Biographie de l'auteur
Jeanne Benameur est l'auteur chez Denoël de Les Demeurées, 2000, Un jour mes princes sont venus, 2001, Ça t'apprendra à vivre, 2003, et de nombreux livres pour la jeunesse, dont récemment La Boutique jaune. Longtemps enseignante, elle se consacre désormais à l'écriture
 

Mon avis : (lu en mai 2009)

C’est le deuxième livre que je lis de cette auteure après « les demeurées ».

C’est l’histoire d’Yvonne Lure une vieille dame qui vit seule depuis la mort de son mari. Elle est « transparente » pour les autres, elle occupe ses journées avec le ménage et ses courses. Elle rêve grâce aux catalogues de voyages et aux photos dans lesquels elle se projette et s’évade. Un jour, elle va surprendre les mains voleuses d’un jeune homme, Vargas, dans un supermarché, sans réfléchir elle va le suivre jusqu’à sa caravane sur un terrain vague en face de chez elle.
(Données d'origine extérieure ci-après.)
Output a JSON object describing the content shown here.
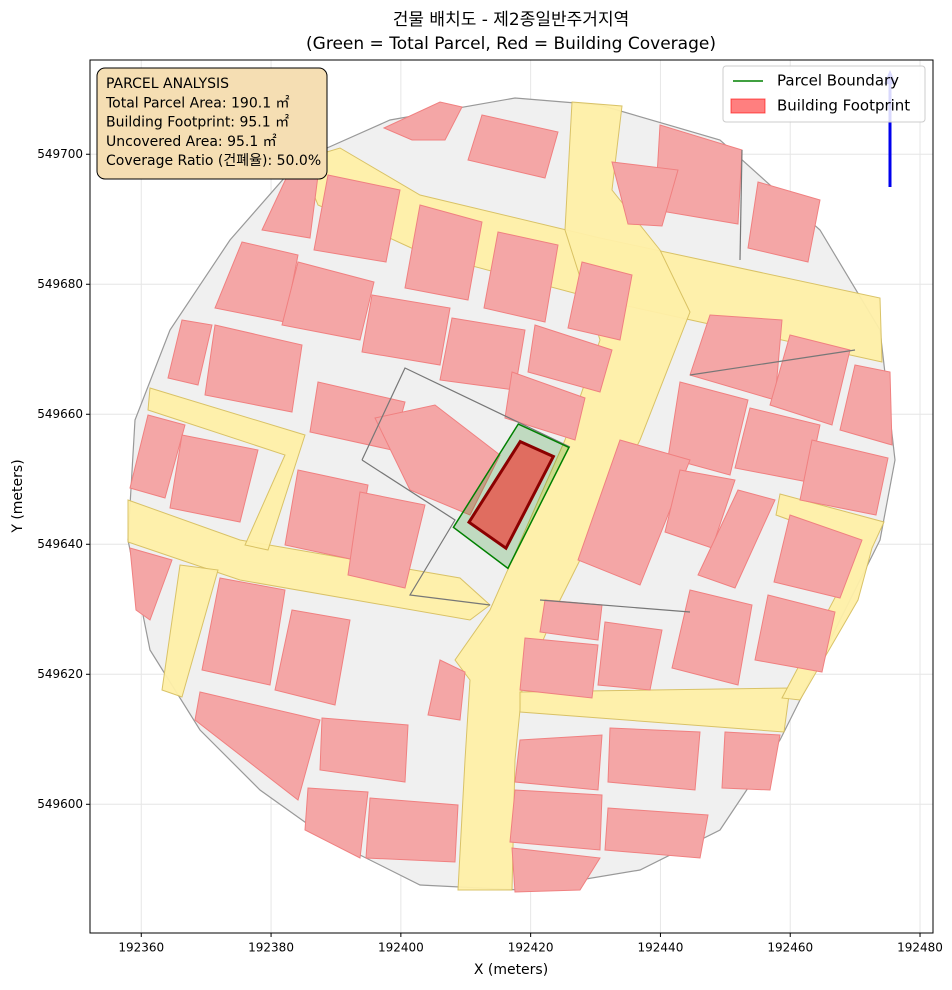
{
  "chart_data": {
    "type": "polygon",
    "title": "건물 배치도 - 제2종일반주거지역",
    "subtitle": "(Green = Total Parcel, Red = Building Coverage)",
    "xlabel": "X (meters)",
    "ylabel": "Y (meters)",
    "xlim": [
      192352.1,
      192482.0
    ],
    "ylim": [
      549580.2,
      549714.5
    ],
    "xticks": [
      192360,
      192380,
      192400,
      192420,
      192440,
      192460,
      192480
    ],
    "yticks": [
      549600,
      549620,
      549640,
      549660,
      549680,
      549700
    ],
    "grid": true,
    "legend": "upper right",
    "series": [
      {
        "name": "Parcel Boundary",
        "color": "green",
        "x": [
          192418.1,
          192425.9,
          192416.5,
          192408.1
        ],
        "y": [
          549658.5,
          549654.9,
          549636.3,
          549642.6
        ]
      },
      {
        "name": "Building Footprint",
        "color": "red",
        "x": [
          192418.4,
          192423.5,
          192416.2,
          192410.5
        ],
        "y": [
          549655.8,
          549653.5,
          549639.4,
          549643.4
        ]
      }
    ],
    "annotation": [
      "PARCEL ANALYSIS",
      "Total Parcel Area: 190.1 ㎡",
      "Building Footprint: 95.1 ㎡",
      "Uncovered Area: 95.1 ㎡",
      "Coverage Ratio (건폐율): 50.0%"
    ]
  }
}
Elle va d’abord le surveiller de sa fenêtre, puis déposer à proximité du campement le livre de son défunt mari. Ils vont s’apprivoiser l’un et l’autre grâce à ce livre et à la lecture…

Je ne peux donc pas être insensible à ce livre plein de poésie, de tendresse avec ces deux personnages si perdus dans leur solitude.

Le style est fait de phrases courtes, de mots simples mais justes qui nous entraînent dans une histoire pleine de d’émotions.

Extrait : (début du livre)

Madame Lure va, vient, vit. Proprement seule.

Madame Lure a ce qu’il faut.

L’entretien de son appartement et les commissions quotidiennes comblent son besoin de déplacement physique. Comment combler l’espace des rêves ?

Cela a lieu dans la cuisine.

Madame Lure étale une carte de géographie sur la toile cirée. D’abord, elle défait les pliures de la tranche de sa main bien tendue. Elle appuie.

A chaque passage, le dos de sa main semble faire reculer un mur invisible.

Plus loin. Encore.

Le coude se déplie. Le bras se tend. Elle lisse les mers, les pays, de sa paume courte, ferme.

Viennent alors les noms des lieux qu’elle prononce tout bas, tête penchée. C’est une prière secrète. Elle s’efforce à une diction claire. Il faut que chaque syllabe soit distincte. Parfois même, elle détache, nette, une lettre d’une autre lettre.

L’évocation gagne encore en étrange. Elle entend sa voix résonner comme une autre.

Elle crée l’ailleurs dans sa bouche. Roc et sel.

Auprès de la carte dépliée, une brochure de voyages.

Personne ne connaît ses départs.

Personne n’agite de mouchoir.

Cela dure. Qu’importe le temps des horloges.

Personne ne l’attend. A aucune escale. C’est une voyageuse  de la terre qu’elle ne quitte pas. Ses valises n’ont jamais eu à être bouclées.

De tout temps, il n’y a jamais eu de bagage.

Madame Lure, dans ses périples, est légère.

Son poids sur la terre ne pèse plus rien.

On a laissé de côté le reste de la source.